— Ну ладно. Поедем. А что мы у них спросим?
— Скажем, что увидели объявление о пропаже машины, знаем, где она находится, и хотели бы сообщить владельцу, — без запинки ответила Кондратьева.
— А если они не скажут? Или не вспомнят? — все еще сомневалась я.
— Чего заранее гадать, — пробурчала в ответ Мария Гавриловна, отставляя в сторону свое пиво. — Фу, теплеть начало. Чего-то меня, Вера, опять на горькое потянуло. Не знаешь, с чего?
Ответа на этот вопрос у меня не было. Знаю только, что когда грустно, тянет на шоколад. Но это объяснимо. Вроде там какое-то вещество содержится, которое настроение поднимает. Но думать о таких вещах почему-то не хотелось. Мысли настойчиво вертелись вокруг сегодняшних событий. Алевтина, ноготь, Спиридонов… Машина, которую никак не найти. А мы знаем, что она должна быть у «жениха» той таинственной Светы, что ходила к Марфе Андреевне делать уколы. Стало быть, найдем владельца машины — получим какую-нибудь информацию о медсестре. Хотя, может, и не медсестра она вовсе?.. И вообще, с чего это все началось-то? Ах, ну да. Птица. Глухарь. Теперь я, кажется, начинаю понимать, почему Олег иногда бывает таким замкнутым и уставшим. Совсем не таким, как обычно показывают следователей в сериалах. Попробуй собери в один клубок такие разные вещи! Девушка, которая приезжает на дорогой машине делать уколы Марфе Лукиной. Не за деньги ведь она их делала! Марфа Андреевна никогда бы за медицину платить не стала. Много раз говорила, что она всю жизнь на государство работала, и оно ей теперь обязано уход обеспечить. Обижалась на власти все время. Вообще Лукины были ужасно желчные и все время недовольные. Ходили всех поучали. Из-за таких вот молодежь начинает ко всем людям старшего возраста плохо относиться. Теперь Алевтина. Эта была совсем здоровая. Жила на одной лестничной клетке с Лукиными, работала, за внучкой смотрела. Никому не мешала. А тут влезает к ней какая-то девица с розовыми накладными ногтями и пугает в прямом смысле до смерти. Потом ищет что-то. Что можно было искать у Алевтины? Столько вопросов, а ответа ни на один нет. Даже предположений никаких! Хотя Олег говорит, что мы обычно о тех людях, что вокруг живут, совсем ничего не знаем. Кажется, что жизнь у всех одинаковая, обычная, заботы одни и те же. Да и неудобно в чужие дела нос совать.

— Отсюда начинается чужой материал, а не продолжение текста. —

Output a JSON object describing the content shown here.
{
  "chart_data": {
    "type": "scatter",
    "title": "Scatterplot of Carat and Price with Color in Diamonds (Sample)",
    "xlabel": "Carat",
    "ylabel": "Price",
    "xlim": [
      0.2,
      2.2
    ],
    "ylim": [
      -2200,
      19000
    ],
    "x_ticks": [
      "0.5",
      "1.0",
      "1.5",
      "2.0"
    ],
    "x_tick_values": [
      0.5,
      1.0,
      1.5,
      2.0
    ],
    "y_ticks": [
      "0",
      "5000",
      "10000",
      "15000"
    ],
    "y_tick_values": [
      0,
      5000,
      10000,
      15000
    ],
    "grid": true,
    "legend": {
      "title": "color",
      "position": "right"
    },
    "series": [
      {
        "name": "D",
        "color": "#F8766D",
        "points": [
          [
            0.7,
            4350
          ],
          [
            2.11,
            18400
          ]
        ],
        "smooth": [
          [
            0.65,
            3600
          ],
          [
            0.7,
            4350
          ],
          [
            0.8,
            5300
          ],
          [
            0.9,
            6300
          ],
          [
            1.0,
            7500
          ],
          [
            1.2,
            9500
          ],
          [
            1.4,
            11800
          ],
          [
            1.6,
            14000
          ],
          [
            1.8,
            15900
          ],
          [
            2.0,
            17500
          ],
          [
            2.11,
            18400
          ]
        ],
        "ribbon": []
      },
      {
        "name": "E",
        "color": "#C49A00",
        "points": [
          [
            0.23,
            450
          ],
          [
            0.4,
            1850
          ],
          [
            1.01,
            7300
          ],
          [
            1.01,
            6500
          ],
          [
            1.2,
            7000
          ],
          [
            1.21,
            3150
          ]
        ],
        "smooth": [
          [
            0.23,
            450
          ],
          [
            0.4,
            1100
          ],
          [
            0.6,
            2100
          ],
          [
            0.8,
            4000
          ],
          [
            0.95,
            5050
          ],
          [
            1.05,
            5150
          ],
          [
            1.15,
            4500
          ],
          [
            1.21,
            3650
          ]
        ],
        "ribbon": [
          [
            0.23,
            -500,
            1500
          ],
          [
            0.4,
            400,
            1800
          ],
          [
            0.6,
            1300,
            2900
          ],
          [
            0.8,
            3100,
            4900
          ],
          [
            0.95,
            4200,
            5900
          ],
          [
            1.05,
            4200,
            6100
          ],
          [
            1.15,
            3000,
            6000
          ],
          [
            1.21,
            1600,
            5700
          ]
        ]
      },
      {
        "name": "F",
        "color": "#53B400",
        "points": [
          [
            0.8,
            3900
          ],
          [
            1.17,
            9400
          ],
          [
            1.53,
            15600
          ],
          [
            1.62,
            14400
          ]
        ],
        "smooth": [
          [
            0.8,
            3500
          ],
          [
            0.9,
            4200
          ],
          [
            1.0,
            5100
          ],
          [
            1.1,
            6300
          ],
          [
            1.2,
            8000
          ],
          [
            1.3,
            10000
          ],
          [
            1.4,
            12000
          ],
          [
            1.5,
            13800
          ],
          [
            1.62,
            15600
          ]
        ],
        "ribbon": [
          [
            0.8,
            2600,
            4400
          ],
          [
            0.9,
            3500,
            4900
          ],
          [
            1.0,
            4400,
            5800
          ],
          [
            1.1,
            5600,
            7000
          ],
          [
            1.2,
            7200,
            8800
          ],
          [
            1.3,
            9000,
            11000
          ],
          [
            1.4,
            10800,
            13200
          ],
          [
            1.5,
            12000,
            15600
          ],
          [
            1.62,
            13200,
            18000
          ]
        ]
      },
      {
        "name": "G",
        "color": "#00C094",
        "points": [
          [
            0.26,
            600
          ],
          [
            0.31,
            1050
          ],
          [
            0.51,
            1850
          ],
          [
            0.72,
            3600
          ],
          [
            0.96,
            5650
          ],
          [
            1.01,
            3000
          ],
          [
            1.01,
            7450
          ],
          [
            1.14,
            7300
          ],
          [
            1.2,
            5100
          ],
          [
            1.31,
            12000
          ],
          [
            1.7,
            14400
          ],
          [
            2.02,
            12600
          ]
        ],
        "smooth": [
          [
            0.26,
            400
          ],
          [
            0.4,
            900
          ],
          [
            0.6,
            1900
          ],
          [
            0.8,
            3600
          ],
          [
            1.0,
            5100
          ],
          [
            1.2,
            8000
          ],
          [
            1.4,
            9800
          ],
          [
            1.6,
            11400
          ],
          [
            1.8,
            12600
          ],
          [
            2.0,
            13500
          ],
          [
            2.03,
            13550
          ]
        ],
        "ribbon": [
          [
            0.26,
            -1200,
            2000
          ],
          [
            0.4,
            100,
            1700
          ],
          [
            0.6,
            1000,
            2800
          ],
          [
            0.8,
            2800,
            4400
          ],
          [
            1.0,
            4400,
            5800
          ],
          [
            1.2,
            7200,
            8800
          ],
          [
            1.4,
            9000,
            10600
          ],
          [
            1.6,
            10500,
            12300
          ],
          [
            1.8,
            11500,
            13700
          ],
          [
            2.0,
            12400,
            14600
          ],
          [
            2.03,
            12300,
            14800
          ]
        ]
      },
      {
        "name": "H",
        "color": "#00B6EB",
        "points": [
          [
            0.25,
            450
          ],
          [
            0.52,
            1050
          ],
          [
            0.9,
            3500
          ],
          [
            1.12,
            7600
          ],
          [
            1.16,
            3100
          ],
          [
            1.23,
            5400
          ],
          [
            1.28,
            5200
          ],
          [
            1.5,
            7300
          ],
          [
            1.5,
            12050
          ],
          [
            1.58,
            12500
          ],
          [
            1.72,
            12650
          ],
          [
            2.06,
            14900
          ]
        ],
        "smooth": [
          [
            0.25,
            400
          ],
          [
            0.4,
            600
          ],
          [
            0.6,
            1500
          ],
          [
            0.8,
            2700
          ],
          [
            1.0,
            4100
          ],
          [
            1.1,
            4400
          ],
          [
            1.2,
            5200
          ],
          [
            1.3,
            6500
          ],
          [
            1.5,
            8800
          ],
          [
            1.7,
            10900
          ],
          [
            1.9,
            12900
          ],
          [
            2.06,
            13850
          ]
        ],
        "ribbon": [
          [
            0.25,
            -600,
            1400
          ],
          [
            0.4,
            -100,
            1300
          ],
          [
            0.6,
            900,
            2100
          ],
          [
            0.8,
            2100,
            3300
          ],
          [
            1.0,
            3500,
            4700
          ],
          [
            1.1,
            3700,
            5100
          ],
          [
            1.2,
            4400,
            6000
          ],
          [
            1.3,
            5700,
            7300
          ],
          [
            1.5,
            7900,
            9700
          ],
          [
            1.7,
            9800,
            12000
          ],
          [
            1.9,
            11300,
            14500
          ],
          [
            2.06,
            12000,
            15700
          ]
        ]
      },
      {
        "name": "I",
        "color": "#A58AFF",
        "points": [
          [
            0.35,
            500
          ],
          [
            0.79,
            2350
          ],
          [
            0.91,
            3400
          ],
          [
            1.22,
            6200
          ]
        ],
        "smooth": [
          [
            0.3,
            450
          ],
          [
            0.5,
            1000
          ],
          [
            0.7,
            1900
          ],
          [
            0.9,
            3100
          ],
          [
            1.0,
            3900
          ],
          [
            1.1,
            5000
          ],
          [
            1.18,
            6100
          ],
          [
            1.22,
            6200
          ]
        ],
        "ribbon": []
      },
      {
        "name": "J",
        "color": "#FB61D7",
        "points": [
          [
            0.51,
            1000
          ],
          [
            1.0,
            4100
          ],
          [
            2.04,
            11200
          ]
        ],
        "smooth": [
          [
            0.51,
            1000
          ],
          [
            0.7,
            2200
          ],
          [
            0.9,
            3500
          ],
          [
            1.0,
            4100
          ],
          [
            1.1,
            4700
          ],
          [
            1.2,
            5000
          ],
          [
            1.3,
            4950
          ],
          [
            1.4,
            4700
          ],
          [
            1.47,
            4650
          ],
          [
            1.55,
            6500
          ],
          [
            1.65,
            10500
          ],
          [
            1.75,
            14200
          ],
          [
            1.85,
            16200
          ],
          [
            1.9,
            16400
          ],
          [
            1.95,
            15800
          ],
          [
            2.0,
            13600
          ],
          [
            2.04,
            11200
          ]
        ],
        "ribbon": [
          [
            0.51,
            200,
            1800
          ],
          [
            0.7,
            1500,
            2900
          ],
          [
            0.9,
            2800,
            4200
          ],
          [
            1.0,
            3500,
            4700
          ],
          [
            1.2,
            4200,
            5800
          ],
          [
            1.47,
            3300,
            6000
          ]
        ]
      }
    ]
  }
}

— Вера, уснула, что ли?! — окликнула меня Маша.
— Ой!
Испугавшись, словно меня разбудили, я увидела, что Мария Гавриловна уже залезает в тесную «ГАЗель» и машет мне рукой. Ничего себе! А я даже не заметила, как мы на остановке оказались.
Петроградская набережная напоминала одну большую стройку. Вдоль нее возводили огромные здания из бетона и стекла.
— Возле салона «Золотое колесо» остановите! — крикнула я водителю.
Именно крикнула, потому что над его местом висела огромная табличка: «Водитель глухой! Об остановках сообщайте громко и заранее!»
Парень кивнул головой. А с виду и не скажешь, что глухой. Молодой совсем. Может, в армии контузило?
— Душно как, — шумно вздохнула Маша, вынула из сумки блокнот и стала обмахиваться.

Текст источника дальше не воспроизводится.